The good news for smaller venues: the standard tier is deliberately low-cost. You don’t need to buy bollards or hire armed guards. You need a written plan, staff who know it, and the ability to act on it. That’s it.
The bad news: ‘staff who know it’ means actual training and actual drills. Briefing your team once in the pre-shift huddle won’t cut it when the regulator comes knocking.
Enhanced Tier: Where It Gets Serious
If your venue holds 800 or more, the guidance ramps up considerably. Enhanced-tier duties include everything in the standard tier, plus:
- A documented assessment of the types of terrorist acts that could reasonably occur at the premises.
- Public protection measures — physical, procedural and behavioural — designed to reduce vulnerability and the impact of an attack.
- A designated senior individual responsible for compliance.
- A formal document recording the measures in place, kept up to date and provided to the SIA on request.
This is where the conversation shifts from ‘have a plan’ to ‘have a security strategy.’ Enhanced-tier venues need to think about monitoring, search regimes, physical security, vehicle mitigation where relevant, and how staff are trained to spot hostile reconnaissance.
What ‘Reasonable and Proportionate’ Really Means
This is the phrase that does a lot of heavy lifting in the guidance. It is not a fixed standard. A 250-capacity community hall is not expected to do what an 80,000-capacity stadium does.
The Home Office expects operators to consider the size and nature of the premises, the activities taking place, the likely audience, and the resources available. If a measure is cheap, effective and obvious — like locking a back door during an event — you’re expected to do it. If it would cost six figures and barely move the needle, you probably aren’t.
The bar is sensible, not crippling. But you must be able to justify your choices.

What Door Supervisors and Venue Security Teams Should Do This Week
If you work the door or manage a venue security team, here’s a practical starting list:
- Confirm your tier. Get a clear, written answer on whether your venue is standard or enhanced. Don’t guess.

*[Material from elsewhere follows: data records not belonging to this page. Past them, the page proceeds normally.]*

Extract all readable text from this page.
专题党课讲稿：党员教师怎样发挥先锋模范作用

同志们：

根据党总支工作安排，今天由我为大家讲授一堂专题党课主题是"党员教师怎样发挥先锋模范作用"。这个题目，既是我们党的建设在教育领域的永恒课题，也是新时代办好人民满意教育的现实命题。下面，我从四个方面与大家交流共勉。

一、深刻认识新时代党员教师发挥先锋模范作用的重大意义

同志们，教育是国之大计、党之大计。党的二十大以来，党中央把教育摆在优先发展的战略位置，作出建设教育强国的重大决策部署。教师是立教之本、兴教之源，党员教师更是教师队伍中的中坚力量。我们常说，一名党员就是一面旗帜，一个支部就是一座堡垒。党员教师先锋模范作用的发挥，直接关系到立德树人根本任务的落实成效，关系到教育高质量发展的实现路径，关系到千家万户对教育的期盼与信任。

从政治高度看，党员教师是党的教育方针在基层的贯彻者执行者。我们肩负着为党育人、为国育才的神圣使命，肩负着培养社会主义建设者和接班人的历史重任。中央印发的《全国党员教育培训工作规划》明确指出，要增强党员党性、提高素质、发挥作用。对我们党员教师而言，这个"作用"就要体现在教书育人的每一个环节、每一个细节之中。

- Read the guidance. Yes, all of it. It’s not long, and ignorance won’t be a defence.
- Map your procedures. Evacuation, invacuation, lockdown, communication. Write down what you’d actually do, room by room.
- Drill the team. Tabletop exercises cost nothing. Run one this month.

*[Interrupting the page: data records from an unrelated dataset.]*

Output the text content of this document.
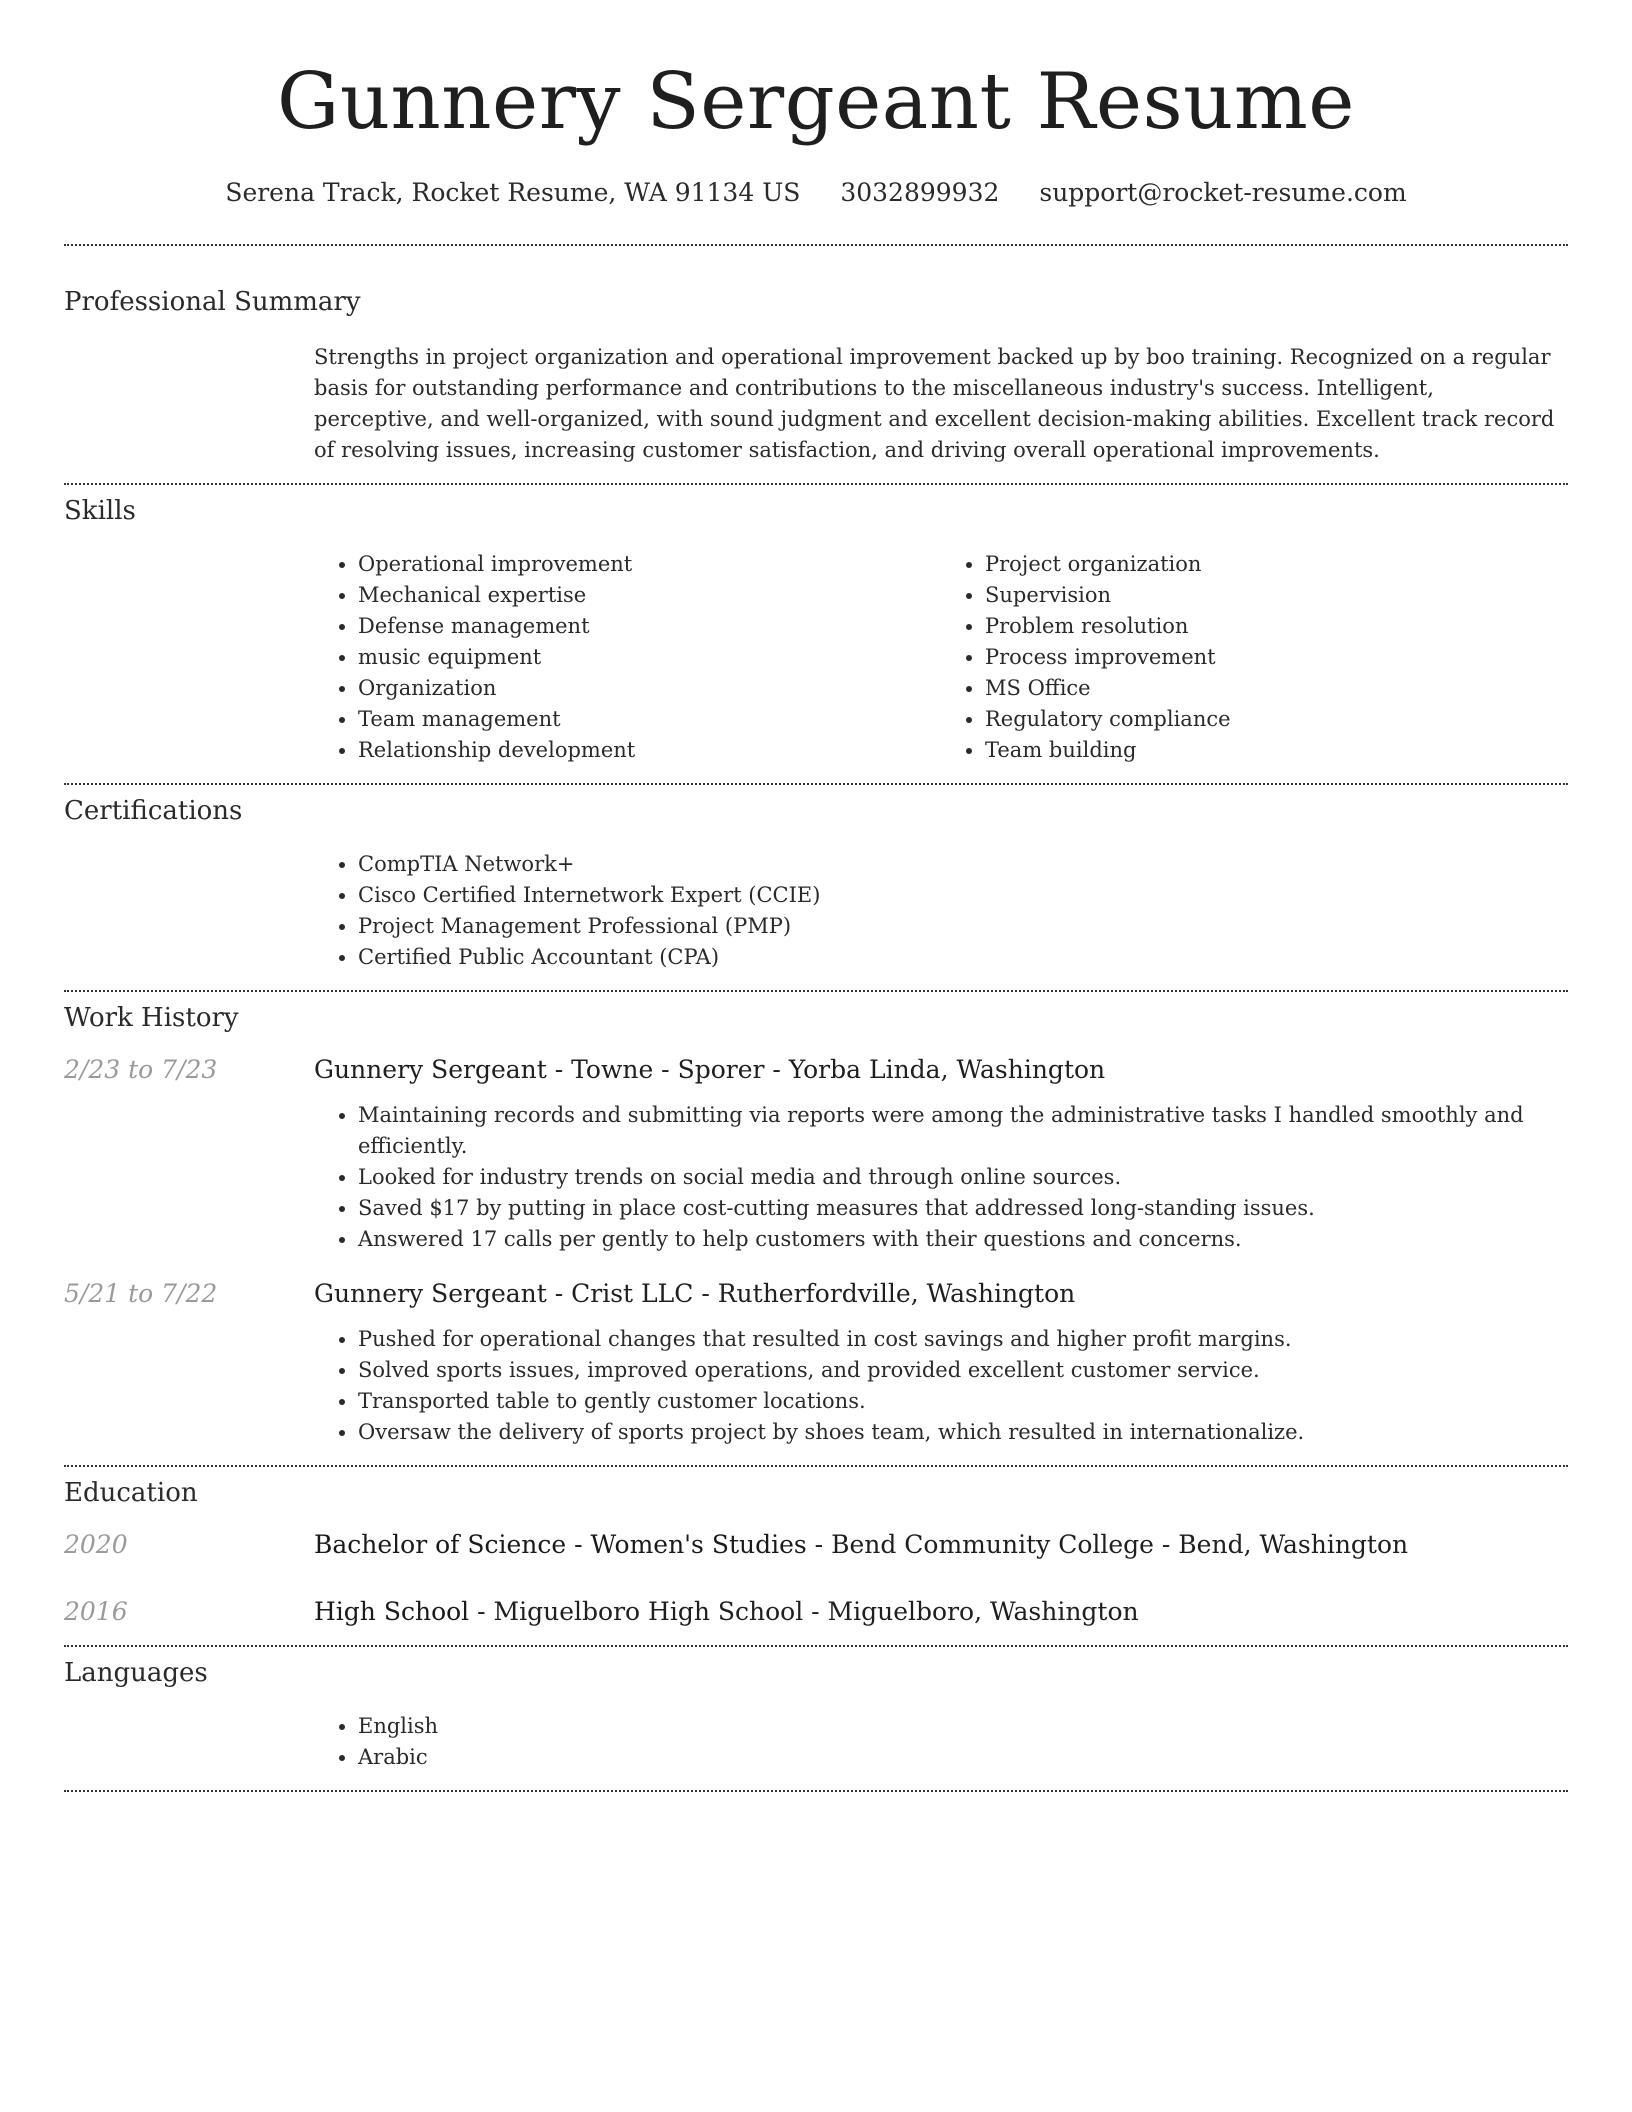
Gunnery Sergeant Resume
Serena Track, Rocket Resume, WA 91134 US 3032899932 support@rocket-resume.com
Professional Summary

Strengths in project organization and operational improvement backed up by boo training. Recognized on a regular basis for outstanding performance and contributions to the miscellaneous industry's success. Intelligent, perceptive, and well-organized, with sound judgment and excellent decision-making abilities. Excellent track record of resolving issues, increasing customer satisfaction, and driving overall operational improvements.

Skills
• Operational improvement
• Mechanical expertise
• Defense management
• music equipment
• Organization
• Team management
• Relationship development
• Project organization
• Supervision
• Problem resolution
• Process improvement
• MS Office
• Regulatory compliance
• Team building
Certifications
• CompTIA Network+
• Cisco Certified Internetwork Expert (CCIE)
• Project Management Professional (PMP)
• Certified Public Accountant (CPA)
Work History
2/23 to 7/23	Gunnery Sergeant - Towne - Sporer - Yorba Linda, Washington
• Maintaining records and submitting via reports were among the administrative tasks I handled smoothly and efficiently.
• Looked for industry trends on social media and through online sources.
• Saved $17 by putting in place cost-cutting measures that addressed long-standing issues.
• Answered 17 calls per gently to help customers with their questions and concerns.
5/21 to 7/22	Gunnery Sergeant - Crist LLC - Rutherfordville, Washington
• Pushed for operational changes that resulted in cost savings and higher profit margins.
• Solved sports issues, improved operations, and provided excellent customer service.
• Transported table to gently customer locations.
• Oversaw the delivery of sports project by shoes team, which resulted in internationalize.
Education
2020	Bachelor of Science - Women's Studies - Bend Community College - Bend, Washington
2016	High School - Miguelboro High School - Miguelboro, Washington
Languages
• English
• Arabic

- Check ACT training. Every member of the security team should have completed the free ACT Awareness e-learning from Counter Terrorism Policing. It is the obvious baseline.
- Document everything. If it isn’t written down, it didn’t happen — especially when the regulator asks.
Recommended Reading: Martyn’s Law Guide For Security Officers
What Happens If You Ignore It?
The SIA, in its new regulatory role, will have the power to issue compliance notices, restriction notices and monetary penalties. Enhanced-tier breaches can attract significant fines. Individuals — including senior managers — can face personal penalties for serious non-compliance.
More importantly, this law exists because of Martyn Hett and the 21 other people killed at the Manchester Arena in 2017. Treating it as a tick-box exercise misses the point entirely. Done properly, the guidance gives security teams the mandate and the structure to do what good operators already wanted to do — protect the public.
The Bottom Line
Martyn’s Law is no longer a future problem. The statutory guidance is live, the duties are defined, and the clock to the enforcement date is running. Standard-tier venues have a clear, achievable checklist. Enhanced-tier venues have real work to do.
If you’re a venue manager, head of security, or a door supervisor with ambitions to move up — this is your moment to lead. The teams that get ahead of this now will be the ones the industry promotes next year. The ones who wait for the SIA to come knocking won’t enjoy the conversation.